The tech has the capability of sending data wirelessly to a student accessible data hub below.
Using the weather station students can accurately record temperature, UV Index, precipitation, wind speed and direction, and barometric pressure.
“We’ve also got a webcam that gives us shots of Mt Wellington, so you can actually watch, or get a live view of the weather at any time, or you can review the days weather,” Brad Parkin, a teacher at the school says.
Once the station is up and running it is expected that students will be able to source weather data from across Tasmania, with towns including Bagdad, Oatlands, New Norfolk, Collinsvale and Molesworth on the radar.
Students will track the meteorological continuities and differences and seek to understand the causes of weather changes, as well as make predictions.
While installation has just been completed, Parkin already has plenty planned for the facility.
First on the agenda, is to form a meteorological club at the school.
“So at this stage, we’ve put out expressions of interest from students, and we’ve got a core group of about five students that are interested,” he says.
“They’re very keen, they keep asking me ‘So when’s it happening? What’s going on?’”.
Other than mapping and graphing data collected from the main weather station, the students and their teacher are keen to extend their learning with further activities.
“We had a discussion about essentially making a weather station as a kind of STEM activity,” Parkin explains.
“So, I’ve started to investigate 3D printing parts, assembling them and soldering up circuit boards and basically making a weather station that the students can build and take home with them.”

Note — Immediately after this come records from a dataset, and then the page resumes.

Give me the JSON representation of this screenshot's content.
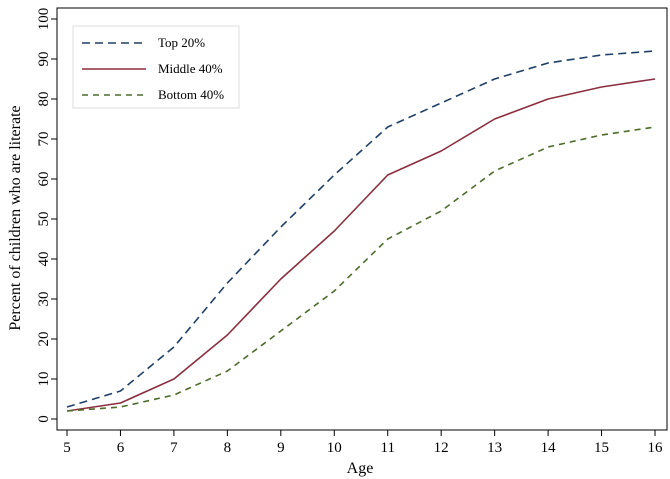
{
  "chart_data": {
    "type": "line",
    "title": "",
    "xlabel": "Age",
    "ylabel": "Percent of children who are literate",
    "x": [
      5,
      6,
      7,
      8,
      9,
      10,
      11,
      12,
      13,
      14,
      15,
      16
    ],
    "xlim": [
      5,
      16
    ],
    "ylim": [
      0,
      100
    ],
    "xticks": [
      "5",
      "6",
      "7",
      "8",
      "9",
      "10",
      "11",
      "12",
      "13",
      "14",
      "15",
      "16"
    ],
    "yticks": [
      "0",
      "10",
      "20",
      "30",
      "40",
      "50",
      "60",
      "70",
      "80",
      "90",
      "100"
    ],
    "grid": false,
    "legend_position": "top-left",
    "series": [
      {
        "name": "Top 20%",
        "color": "#1f3f66",
        "style": "dashed",
        "values": [
          3,
          7,
          18,
          34,
          48,
          61,
          73,
          79,
          85,
          89,
          91,
          92
        ]
      },
      {
        "name": "Middle 40%",
        "color": "#8b2f3f",
        "style": "solid",
        "values": [
          2,
          4,
          10,
          21,
          35,
          47,
          61,
          67,
          75,
          80,
          83,
          85
        ]
      },
      {
        "name": "Bottom 40%",
        "color": "#4d6b2a",
        "style": "dashed-short",
        "values": [
          2,
          3,
          6,
          12,
          22,
          32,
          45,
          52,
          62,
          68,
          71,
          73
        ]
      }
    ]
  }
}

Parkin says this will teach students to work within a budget, and also learn basic electronics, basic programming and have the opportunity to build something.
“And, of course, the club will include learning about weather, weather patterns and also sensing data, then being able to use that and make that into some kind of real weather station,” he adds.
The Tasmanian school is also aiming to rally enthusiasm from the surrounding community, encouraging parents and friends to check the school’s live weather website when deciding whether or not to throw a coat on in the morning.